Pazar 21 Cemaziyes-Sani 1446 - 22 Aralık 2024
Türkçe

Şevval ayından 6 günlük oruç, bazı âlimlerin dedikleri gibi mekruh mudur?

Soru

Ramazan ayından sonra Şevval ayında tutulan 6 günlük oruç hakkında ne dersiniz?
İmam Mâlik'in "Muvattâ" adlı eserinde, İmam Mâlik b. Enes'in, Ramazan bayramından sonraki 6 günlük oruç için: "İlim ve fıkıh ehlinden hiç kimseyi bu orucu tuttuğunu görmedim.Seleften de hiç kimse bana bu orucu bana bildirmedi.İlim ehli bu orucu mekruh görmektedir. Ayrıca bu orucun bid'at olduğundan ve bazı câhillerin Ramazan'ın devamından olduğuna inanarak onu Ramazan'dan saymalarından endişe etmektedirler. Bu söz, Muvattâ'nın 1. cilt, 228. sayfasında bulunmaktadır.

Cevap metni

Allah’a hamd olsun.

Ebu Eyyub el-Ensârî'den -Allah ondan râzı olsun- sâbit olan hadiste Rasûlullah -sallallahu aleyhi ve sellem- şöyle buyurmuştur:

مَنْ صَامَ رَمَضَانَ ثُمَّ أَتْبَعَهُ سِتًّا مِنْ شَوَّالٍ فَذَلِكَ صِيَامُ الدَّهْرِ. [ رواه الترمذي ]

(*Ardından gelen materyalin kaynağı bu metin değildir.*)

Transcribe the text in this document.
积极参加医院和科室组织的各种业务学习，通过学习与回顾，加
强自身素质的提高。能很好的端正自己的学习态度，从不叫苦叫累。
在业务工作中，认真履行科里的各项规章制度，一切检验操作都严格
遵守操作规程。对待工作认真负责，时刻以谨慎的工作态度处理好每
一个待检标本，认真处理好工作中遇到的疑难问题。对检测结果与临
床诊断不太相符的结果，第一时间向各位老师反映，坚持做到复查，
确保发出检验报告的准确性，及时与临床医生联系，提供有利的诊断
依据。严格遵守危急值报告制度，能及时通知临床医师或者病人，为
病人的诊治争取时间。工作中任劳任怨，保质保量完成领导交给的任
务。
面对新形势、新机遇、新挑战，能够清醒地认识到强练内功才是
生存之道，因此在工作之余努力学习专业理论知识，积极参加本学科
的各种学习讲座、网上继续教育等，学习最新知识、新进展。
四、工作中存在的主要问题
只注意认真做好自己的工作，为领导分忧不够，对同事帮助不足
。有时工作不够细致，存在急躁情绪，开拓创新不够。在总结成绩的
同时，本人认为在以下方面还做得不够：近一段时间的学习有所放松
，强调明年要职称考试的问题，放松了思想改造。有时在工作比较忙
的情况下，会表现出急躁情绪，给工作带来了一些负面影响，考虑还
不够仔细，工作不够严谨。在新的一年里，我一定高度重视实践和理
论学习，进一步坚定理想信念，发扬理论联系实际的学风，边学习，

"Kim Ramazan orucunu tutar da sonra ona Şevval'den altı gün daha eklerse, bütün seneyi oruç tutmuş gibi olur." (Ahmed; 5/417.Müslim; 2/822. , Ebu Davud; hadis no: 2433. Tirmizî; hadis no: 1164)

Bu sahih hadis, Şevval ayından 6 gün oruç tutmanın sünnet olduğuna delâlet eder.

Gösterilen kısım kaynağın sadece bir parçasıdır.